European airline giant Lufthansa said Friday it will fly twice as many aircraft in June as in recent weeks and return to some European destinations, but the flight plan remains a shadow of pre-coronavirus operations.

Spots beloved of holidaymakers like Spanish island Mallorca, Crete and German North Sea retreat Sylt will return to the timetable, with 160 aircraft aloft bearing Lufthansa’s crane or the logos of subsidiaries Swiss and Eurowings.

More details of the 106 planned destinations will be published next week, Lufthansa said.

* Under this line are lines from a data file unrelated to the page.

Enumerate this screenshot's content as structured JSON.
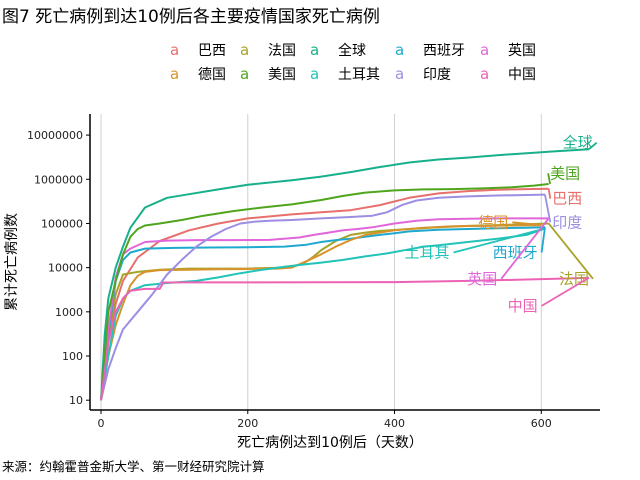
{
  "title": "图7 死亡病例到达10例后各主要疫情国家死亡病例",
  "source": "来源：约翰霍普金斯大学、第一财经研究院计算",
  "chart_data": {
    "type": "line",
    "xlabel": "死亡病例达到10例后（天数）",
    "ylabel": "累计死亡病例数",
    "x_scale": "linear",
    "y_scale": "log",
    "xlim": [
      -15,
      680
    ],
    "ylim": [
      6,
      30000000
    ],
    "x_ticks": [
      0,
      200,
      400,
      600
    ],
    "x_tick_labels": [
      "0",
      "200",
      "400",
      "600"
    ],
    "y_ticks": [
      10,
      100,
      1000,
      10000,
      100000,
      1000000,
      10000000
    ],
    "y_tick_labels": [
      "10",
      "100",
      "1000",
      "10000",
      "100000",
      "1000000",
      "10000000"
    ],
    "grid": "vertical",
    "legend_position": "top",
    "legend_marker": "a",
    "series": [
      {
        "name": "巴西",
        "color": "#E8706C",
        "points": [
          [
            0,
            10
          ],
          [
            10,
            200
          ],
          [
            20,
            1500
          ],
          [
            30,
            5000
          ],
          [
            50,
            17000
          ],
          [
            80,
            40000
          ],
          [
            120,
            70000
          ],
          [
            160,
            100000
          ],
          [
            200,
            130000
          ],
          [
            260,
            160000
          ],
          [
            300,
            180000
          ],
          [
            340,
            200000
          ],
          [
            380,
            260000
          ],
          [
            420,
            380000
          ],
          [
            460,
            480000
          ],
          [
            500,
            540000
          ],
          [
            540,
            580000
          ],
          [
            580,
            600000
          ],
          [
            610,
            610000
          ]
        ],
        "label": "巴西"
      },
      {
        "name": "法国",
        "color": "#A7A228",
        "points": [
          [
            0,
            10
          ],
          [
            10,
            250
          ],
          [
            20,
            2500
          ],
          [
            30,
            7000
          ],
          [
            50,
            8000
          ],
          [
            80,
            9000
          ],
          [
            120,
            9500
          ],
          [
            200,
            9500
          ],
          [
            250,
            10000
          ],
          [
            275,
            12000
          ],
          [
            290,
            18000
          ],
          [
            300,
            25000
          ],
          [
            320,
            40000
          ],
          [
            340,
            55000
          ],
          [
            360,
            62000
          ],
          [
            380,
            68000
          ],
          [
            420,
            75000
          ],
          [
            460,
            82000
          ],
          [
            500,
            88000
          ],
          [
            540,
            92000
          ],
          [
            580,
            96000
          ],
          [
            610,
            100000
          ]
        ],
        "label": "法国"
      },
      {
        "name": "全球",
        "color": "#17B08B",
        "points": [
          [
            0,
            10
          ],
          [
            5,
            300
          ],
          [
            10,
            2000
          ],
          [
            20,
            10000
          ],
          [
            30,
            30000
          ],
          [
            40,
            80000
          ],
          [
            60,
            230000
          ],
          [
            90,
            380000
          ],
          [
            120,
            460000
          ],
          [
            160,
            590000
          ],
          [
            200,
            750000
          ],
          [
            260,
            950000
          ],
          [
            300,
            1150000
          ],
          [
            340,
            1450000
          ],
          [
            380,
            1900000
          ],
          [
            420,
            2400000
          ],
          [
            460,
            2800000
          ],
          [
            500,
            3100000
          ],
          [
            540,
            3500000
          ],
          [
            580,
            3900000
          ],
          [
            620,
            4300000
          ],
          [
            665,
            4800000
          ]
        ],
        "label": "全球"
      },
      {
        "name": "西班牙",
        "color": "#1FA9CF",
        "points": [
          [
            0,
            10
          ],
          [
            10,
            300
          ],
          [
            20,
            5000
          ],
          [
            30,
            15000
          ],
          [
            40,
            22000
          ],
          [
            60,
            27000
          ],
          [
            100,
            28000
          ],
          [
            150,
            28500
          ],
          [
            200,
            29000
          ],
          [
            250,
            30000
          ],
          [
            280,
            33000
          ],
          [
            300,
            38000
          ],
          [
            320,
            42000
          ],
          [
            340,
            45000
          ],
          [
            360,
            50000
          ],
          [
            380,
            55000
          ],
          [
            400,
            60000
          ],
          [
            420,
            66000
          ],
          [
            460,
            72000
          ],
          [
            500,
            75000
          ],
          [
            540,
            78000
          ],
          [
            580,
            80000
          ],
          [
            605,
            82000
          ]
        ],
        "label": "西班牙"
      },
      {
        "name": "英国",
        "color": "#E066D9",
        "points": [
          [
            0,
            10
          ],
          [
            10,
            400
          ],
          [
            20,
            6000
          ],
          [
            30,
            20000
          ],
          [
            40,
            27000
          ],
          [
            60,
            38000
          ],
          [
            90,
            41000
          ],
          [
            130,
            42000
          ],
          [
            180,
            42000
          ],
          [
            230,
            42500
          ],
          [
            270,
            48000
          ],
          [
            290,
            55000
          ],
          [
            310,
            62000
          ],
          [
            330,
            70000
          ],
          [
            350,
            75000
          ],
          [
            370,
            82000
          ],
          [
            400,
            100000
          ],
          [
            430,
            115000
          ],
          [
            460,
            125000
          ],
          [
            500,
            128000
          ],
          [
            540,
            130000
          ],
          [
            580,
            130000
          ],
          [
            610,
            130000
          ]
        ],
        "label": "英国"
      },
      {
        "name": "德国",
        "color": "#D8942C",
        "points": [
          [
            0,
            10
          ],
          [
            10,
            100
          ],
          [
            20,
            500
          ],
          [
            30,
            1500
          ],
          [
            40,
            4000
          ],
          [
            50,
            6500
          ],
          [
            60,
            8000
          ],
          [
            80,
            8800
          ],
          [
            120,
            9000
          ],
          [
            160,
            9200
          ],
          [
            200,
            9300
          ],
          [
            240,
            9500
          ],
          [
            260,
            10000
          ],
          [
            280,
            14000
          ],
          [
            300,
            20000
          ],
          [
            320,
            30000
          ],
          [
            340,
            42000
          ],
          [
            360,
            55000
          ],
          [
            400,
            70000
          ],
          [
            440,
            80000
          ],
          [
            480,
            86000
          ],
          [
            520,
            88000
          ],
          [
            560,
            90000
          ],
          [
            600,
            92000
          ]
        ],
        "label": "德国"
      },
      {
        "name": "美国",
        "color": "#4FA51E",
        "points": [
          [
            0,
            10
          ],
          [
            5,
            100
          ],
          [
            10,
            1000
          ],
          [
            20,
            5000
          ],
          [
            30,
            20000
          ],
          [
            40,
            50000
          ],
          [
            50,
            75000
          ],
          [
            60,
            90000
          ],
          [
            80,
            100000
          ],
          [
            110,
            120000
          ],
          [
            140,
            150000
          ],
          [
            180,
            190000
          ],
          [
            220,
            230000
          ],
          [
            260,
            270000
          ],
          [
            300,
            340000
          ],
          [
            330,
            420000
          ],
          [
            360,
            500000
          ],
          [
            400,
            560000
          ],
          [
            440,
            590000
          ],
          [
            480,
            600000
          ],
          [
            520,
            620000
          ],
          [
            560,
            660000
          ],
          [
            590,
            720000
          ],
          [
            610,
            780000
          ]
        ],
        "label": "美国"
      },
      {
        "name": "土耳其",
        "color": "#22C3B8",
        "points": [
          [
            0,
            10
          ],
          [
            10,
            100
          ],
          [
            20,
            800
          ],
          [
            30,
            2000
          ],
          [
            40,
            3000
          ],
          [
            60,
            4000
          ],
          [
            90,
            4500
          ],
          [
            130,
            5000
          ],
          [
            160,
            6000
          ],
          [
            190,
            7500
          ],
          [
            220,
            9000
          ],
          [
            250,
            10500
          ],
          [
            270,
            11500
          ],
          [
            300,
            13000
          ],
          [
            330,
            15000
          ],
          [
            360,
            18000
          ],
          [
            390,
            21000
          ],
          [
            420,
            26000
          ],
          [
            440,
            30000
          ],
          [
            460,
            32000
          ],
          [
            480,
            35000
          ],
          [
            500,
            38000
          ],
          [
            540,
            45000
          ],
          [
            580,
            55000
          ],
          [
            605,
            77000
          ]
        ],
        "label": "土耳其"
      },
      {
        "name": "印度",
        "color": "#9C8EE3",
        "points": [
          [
            0,
            10
          ],
          [
            10,
            50
          ],
          [
            20,
            150
          ],
          [
            30,
            400
          ],
          [
            50,
            1000
          ],
          [
            70,
            2500
          ],
          [
            90,
            7000
          ],
          [
            110,
            15000
          ],
          [
            130,
            30000
          ],
          [
            150,
            50000
          ],
          [
            170,
            75000
          ],
          [
            190,
            100000
          ],
          [
            210,
            110000
          ],
          [
            230,
            115000
          ],
          [
            260,
            120000
          ],
          [
            300,
            130000
          ],
          [
            340,
            140000
          ],
          [
            370,
            150000
          ],
          [
            390,
            180000
          ],
          [
            410,
            260000
          ],
          [
            430,
            330000
          ],
          [
            460,
            380000
          ],
          [
            500,
            410000
          ],
          [
            540,
            430000
          ],
          [
            580,
            440000
          ],
          [
            605,
            450000
          ]
        ],
        "label": "印度"
      },
      {
        "name": "中国",
        "color": "#EC62B4",
        "points": [
          [
            0,
            10
          ],
          [
            10,
            200
          ],
          [
            20,
            1000
          ],
          [
            30,
            2000
          ],
          [
            40,
            3000
          ],
          [
            60,
            3300
          ],
          [
            80,
            3300
          ],
          [
            85,
            4600
          ],
          [
            120,
            4630
          ],
          [
            200,
            4640
          ],
          [
            300,
            4650
          ],
          [
            400,
            4700
          ],
          [
            500,
            5000
          ],
          [
            580,
            5400
          ],
          [
            640,
            5700
          ],
          [
            665,
            5900
          ]
        ],
        "label": "中国"
      }
    ],
    "labels": [
      {
        "text": "全球",
        "color": "#17B08B",
        "x": 670,
        "y": 5200000,
        "anchor_x": 665,
        "anchor_y": 4800000,
        "ha": "end"
      },
      {
        "text": "美国",
        "color": "#4FA51E",
        "x": 612,
        "y": 1050000,
        "anchor_x": 612,
        "anchor_y": 780000,
        "ha": "start"
      },
      {
        "text": "巴西",
        "color": "#E8706C",
        "x": 615,
        "y": 280000,
        "anchor_x": 610,
        "anchor_y": 610000,
        "ha": "start"
      },
      {
        "text": "印度",
        "color": "#9C8EE3",
        "x": 615,
        "y": 82000,
        "anchor_x": 605,
        "anchor_y": 450000,
        "ha": "start"
      },
      {
        "text": "德国",
        "color": "#D8942C",
        "x": 555,
        "y": 82000,
        "anchor_x": 600,
        "anchor_y": 92000,
        "ha": "end"
      },
      {
        "text": "土耳其",
        "color": "#22C3B8",
        "x": 475,
        "y": 17000,
        "anchor_x": 605,
        "anchor_y": 77000,
        "ha": "end"
      },
      {
        "text": "西班牙",
        "color": "#1FA9CF",
        "x": 595,
        "y": 17000,
        "anchor_x": 605,
        "anchor_y": 82000,
        "ha": "end"
      },
      {
        "text": "英国",
        "color": "#E066D9",
        "x": 540,
        "y": 4300,
        "anchor_x": 610,
        "anchor_y": 130000,
        "ha": "end"
      },
      {
        "text": "法国",
        "color": "#A7A228",
        "x": 665,
        "y": 4300,
        "anchor_x": 610,
        "anchor_y": 100000,
        "ha": "end"
      },
      {
        "text": "中国",
        "color": "#EC62B4",
        "x": 595,
        "y": 1050,
        "anchor_x": 665,
        "anchor_y": 5900,
        "ha": "end"
      }
    ]
  }
}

But the vast majority of the group’s roughly 760 planes will remain grounded as restrictions on travel and tourist essentials like hotels and restaurants ease only slowly around the continent.

“We sense a great desire and longing among people to travel again. Hotels and restaurants are slowly opening, and visits to friends and family are in some cases being allowed again. With all due caution, we are now making it possible for people to catch up and experience what they had to do without for a long time,” board member Harry Hohmeister was quoted in a statement, as saying.

“It goes without saying that the safety and health of our guests and employees are of the highest priority.”

Before the coronavirus pandemic, Lufthansa was operating four weekly flights from Frankfurt to Maldives capital Male. It is yet unclear if flights to Male will resume in June.

Lufthansa advised passengers to take the current entry and quarantine regulations of the respective destinations into account when planning their trip.

Added preventive measures will also be taken, with catering services on board to remain restricted and passengers asked to wear a face mask.

Details of the “June flight schedule” were released hours after the Frankfurt-headquartered group said it was in talks for the German government to buy shares and offer a loan to keep it afloat through the coronavirus crisis.

Berlin could end up owning around 25 per cent of Lufthansa, although politicians are still wrangling over the details.

Economy Minister Peter Altmaier told tabloid-style daily Bild Thursday that Lufthansa was part of Germany’s “family silver” and that Berlin aimed to avoid a “fire sale” of valuable firms.